Aircraft design and manufacturing have been in a state of constant technological evolution over the last 100 years. Considerable effort has been focused on improving performance, durability, and reliability, and lowering costs. This is being accomplished today using cutting-edge design methodology that incorporates multidisciplinary design optimization of complex systems in place of older methods that independently optimized local subsystems and iterated between designs to satisfy global design constraints. Air vehicles are designed to move payload between two points, hence increasing the payload capacity or increasing the flight time endurance or range are important system-level goals in the design process. For winged aircraft, a large percentage of total weight is taken up by the structure (~37%) and fuel (~34%) (Thomas et al., 2002). Decreasing the weight of these subsystems or increasing the fuel weight fraction can improve aircraft performance, and this can be accomplished through structure-power multifunctionality.
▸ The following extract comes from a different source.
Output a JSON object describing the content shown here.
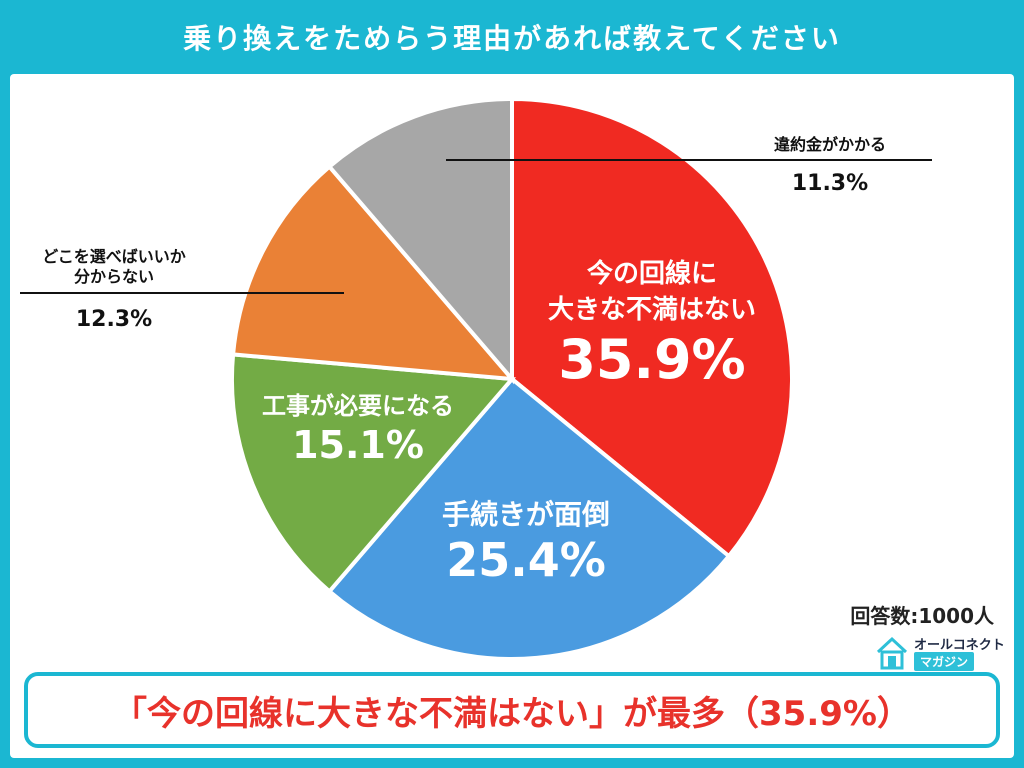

This abstract reports on the design and use of a multifunctional structure- battery (power) material to increase the flight endurance time of a small electric-propelled unmanned air vehicle (UAV). Flight endurance time is related, in Eq. (1), to the available battery energy, subsystem weights, and aerodynamic parameters. As can be seen from this equation, modifications in the available battery energy or sub-system weights (structure and battery) will affect system performance. Increases in the flight time are sought through a reduction of redundancy between the structure and battery subsystem materials and functions (shape and power). We can accomplish this by using a multifunctional structure-battery material that stores electrical energy while a carrying part of the mechanical load.